When capacitors are connected in series, the total (effective) capacitance is given by:

\( \frac{1}{C_{eq}} = \frac{1}{C_1} + \frac{1}{C_2} \)

The maximum voltage across the combination is limited by the capacitor which reaches its voltage rating first, considering how voltage divides in series based on inverse of capacitance.

Given:

• C₁ = 0.005 µF = 5 nF, V_max1 = 40 V
• C₂ = 0.02 µF = 20 nF, V_max2 = 100 V

Step 1: Effective Capacitance

\( \frac{1}{C_{eq}} = \frac{1}{5} + \frac{1}{20} = \frac{4 + 1}{20} = \frac{5}{20} = \frac{1}{4} \Rightarrow C_{eq} = 4~nF \)

Step 2: Maximum DC Voltage

In series, same charge appears across both capacitors.

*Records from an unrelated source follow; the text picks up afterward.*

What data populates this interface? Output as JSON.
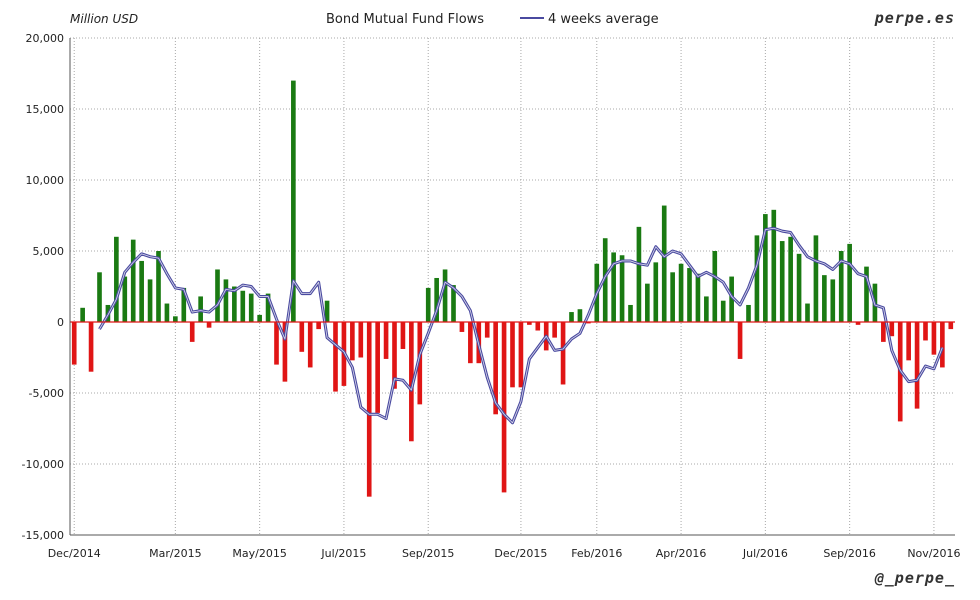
{
  "header": {
    "unit_label": "Million USD",
    "title": "Bond Mutual Fund Flows",
    "legend_label": "4 weeks average",
    "brand": "perpe.es"
  },
  "footer": {
    "handle": "@_perpe_"
  },
  "colors": {
    "positive": "#1a7a12",
    "negative": "#e01515",
    "average_line": "#4a4aa0",
    "grid": "#a8a8a8"
  },
  "chart_data": {
    "type": "bar",
    "title": "Bond Mutual Fund Flows",
    "ylabel": "Million USD",
    "ylim": [
      -15000,
      20000
    ],
    "y_ticks": [
      20000,
      15000,
      10000,
      5000,
      0,
      -5000,
      -10000,
      -15000
    ],
    "y_tick_labels": [
      "20,000",
      "15,000",
      "10,000",
      "5,000",
      "0",
      "-5,000",
      "-10,000",
      "-15,000"
    ],
    "x_tick_labels": [
      "Dec/2014",
      "Mar/2015",
      "May/2015",
      "Jul/2015",
      "Sep/2015",
      "Dec/2015",
      "Feb/2016",
      "Apr/2016",
      "Jul/2016",
      "Sep/2016",
      "Nov/2016"
    ],
    "x_tick_weeks": [
      0,
      12,
      22,
      32,
      42,
      53,
      62,
      72,
      82,
      92,
      102
    ],
    "grid": true,
    "legend_position": "top-center",
    "series": [
      {
        "name": "Bond Mutual Fund Flows",
        "kind": "bar",
        "values": [
          -3000,
          1000,
          -3500,
          3500,
          1200,
          6000,
          3200,
          5800,
          4300,
          3000,
          5000,
          1300,
          400,
          2400,
          -1400,
          1800,
          -400,
          3700,
          3000,
          2500,
          2200,
          2000,
          500,
          2000,
          -3000,
          -4200,
          17000,
          -2100,
          -3200,
          -500,
          1500,
          -4900,
          -4500,
          -2700,
          -2500,
          -12300,
          -6400,
          -2600,
          -4700,
          -1900,
          -8400,
          -5800,
          2400,
          3100,
          3700,
          2600,
          -700,
          -2900,
          -2900,
          -1100,
          -6500,
          -12000,
          -4600,
          -4600,
          -200,
          -600,
          -2000,
          -1100,
          -4400,
          700,
          900,
          -100,
          4100,
          5900,
          4900,
          4700,
          1200,
          6700,
          2700,
          4200,
          8200,
          3500,
          4100,
          3800,
          3400,
          1800,
          5000,
          1500,
          3200,
          -2600,
          1200,
          6100,
          7600,
          7900,
          5700,
          6000,
          4800,
          1300,
          6100,
          3300,
          3000,
          5000,
          5500,
          -200,
          3900,
          2700,
          -1400,
          -1000,
          -7000,
          -2700,
          -6100,
          -1300,
          -2300,
          -3200,
          -500
        ]
      },
      {
        "name": "4 weeks average",
        "kind": "line",
        "values": [
          null,
          null,
          null,
          -500,
          500,
          1600,
          3500,
          4200,
          4800,
          4600,
          4500,
          3400,
          2400,
          2300,
          700,
          800,
          700,
          1200,
          2300,
          2200,
          2600,
          2500,
          1800,
          1800,
          200,
          -1200,
          2900,
          2000,
          2000,
          2800,
          -1100,
          -1600,
          -2100,
          -3200,
          -6000,
          -6500,
          -6500,
          -6800,
          -4000,
          -4100,
          -4800,
          -2300,
          -800,
          800,
          2800,
          2400,
          1800,
          800,
          -1600,
          -3900,
          -5700,
          -6500,
          -7100,
          -5600,
          -2600,
          -1800,
          -1000,
          -2000,
          -1900,
          -1200,
          -800,
          500,
          2000,
          3200,
          4100,
          4300,
          4300,
          4100,
          4000,
          5300,
          4600,
          5000,
          4800,
          4000,
          3200,
          3500,
          3200,
          2800,
          1800,
          1200,
          2400,
          4000,
          6500,
          6600,
          6400,
          6300,
          5400,
          4600,
          4300,
          4100,
          3700,
          4300,
          4100,
          3400,
          3200,
          1200,
          1000,
          -2000,
          -3400,
          -4200,
          -4100,
          -3100,
          -3300,
          -1800
        ]
      }
    ]
  }
}
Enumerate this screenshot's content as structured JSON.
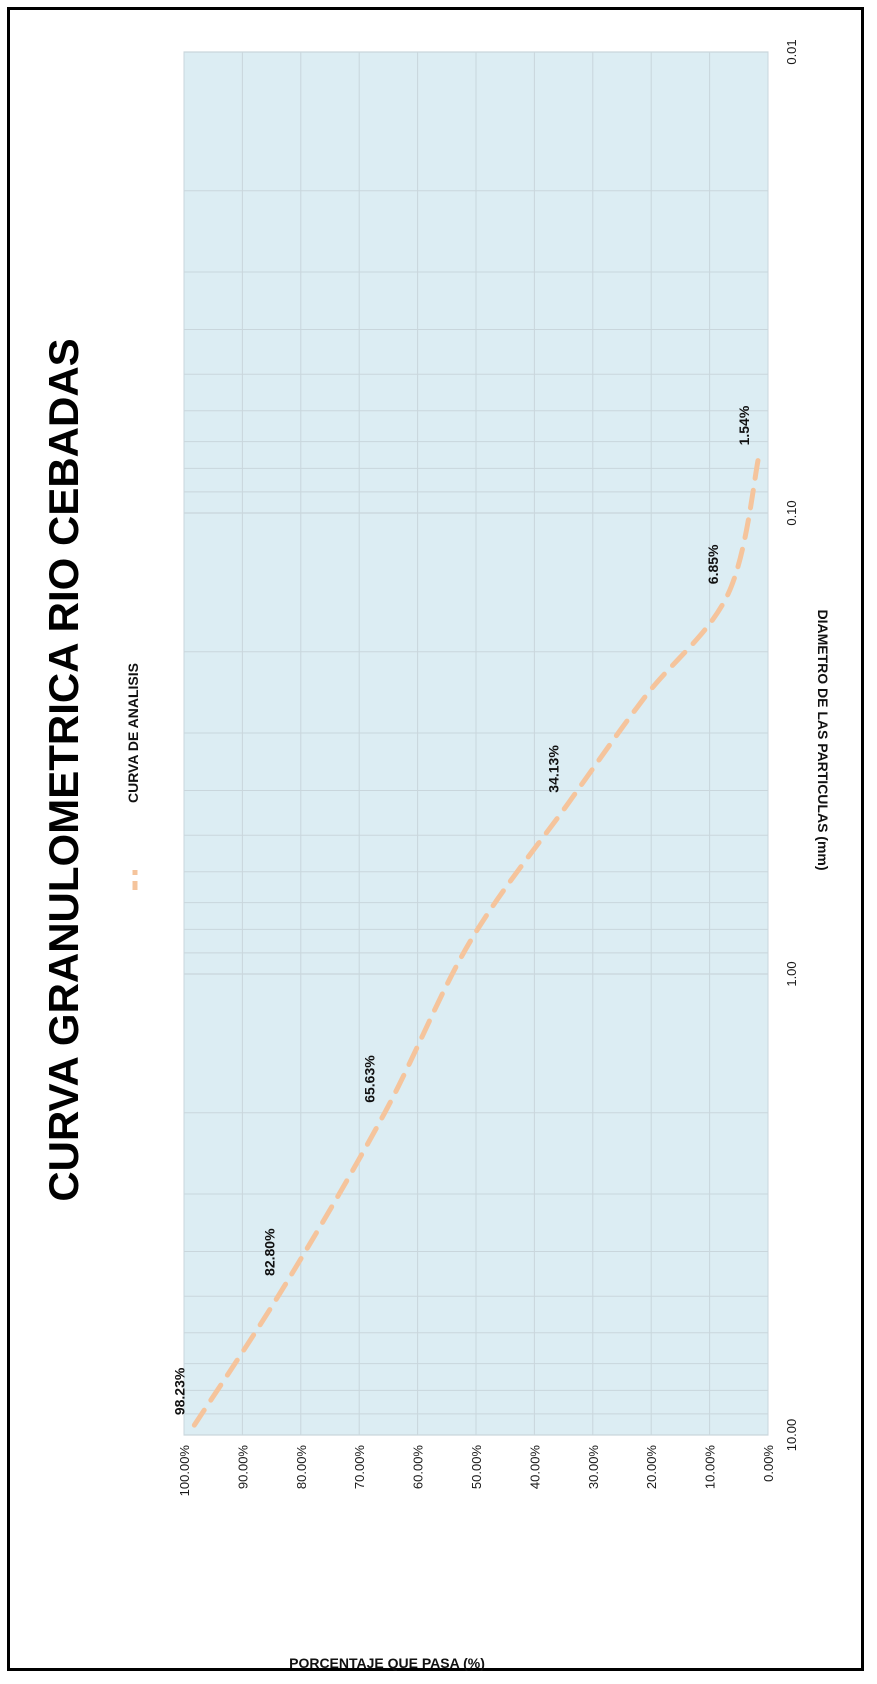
{
  "chart_data": {
    "type": "line",
    "title": "CURVA GRANULOMETRICA RIO CEBADAS",
    "xlabel": "DIAMETRO DE LAS PARTICULAS (mm)",
    "ylabel": "PORCENTAJE QUE PASA (%)",
    "x_scale": "log",
    "x_reversed": true,
    "xlim": [
      0.01,
      10
    ],
    "ylim": [
      0,
      100
    ],
    "x_ticks": [
      "10.00",
      "1.00",
      "0.10",
      "0.01"
    ],
    "y_ticks": [
      "0.00%",
      "10.00%",
      "20.00%",
      "30.00%",
      "40.00%",
      "50.00%",
      "60.00%",
      "70.00%",
      "80.00%",
      "90.00%",
      "100.00%"
    ],
    "grid": true,
    "legend": "top",
    "orientation": "rotated-90-clockwise",
    "series": [
      {
        "name": "CURVA DE ANALISIS",
        "color": "#f5c49c",
        "style": "dashed",
        "x": [
          9.52,
          4.75,
          2.0,
          0.85,
          0.425,
          0.25,
          0.15,
          0.075
        ],
        "y": [
          98.23,
          82.8,
          65.63,
          51.0,
          34.13,
          21.0,
          6.85,
          1.54
        ],
        "labels": [
          {
            "x": 9.52,
            "y": 98.23,
            "text": "98.23%"
          },
          {
            "x": 4.75,
            "y": 82.8,
            "text": "82.80%"
          },
          {
            "x": 2.0,
            "y": 65.63,
            "text": "65.63%"
          },
          {
            "x": 0.425,
            "y": 34.13,
            "text": "34.13%"
          },
          {
            "x": 0.15,
            "y": 6.85,
            "text": "6.85%"
          },
          {
            "x": 0.075,
            "y": 1.54,
            "text": "1.54%"
          }
        ]
      }
    ]
  },
  "colors": {
    "plot_background": "#dcedf3",
    "gridline": "#c9d6dc",
    "border": "#000000"
  }
}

Let charge Q be the same:

\(Q = C_1 V_1 = C_2 V_2 \Rightarrow \frac{V_1}{V_2} = \frac{C_2}{C_1} = \frac{20}{5} = 4 \)

Let V₂ = x, then V₁ = 4x ⇒ Total voltage V_total = V₁ + V₂ = 4x + x = 5x

Now, apply voltage limit for C₁: V₁ ≤ 40 V ⇒ 4x ≤ 40 ⇒ x ≤ 10 V

⇒ Total V_total = 5x = 50 V (Maximum allowable without exceeding capacitor voltage ratings)

Hence,  the correct answer is option 2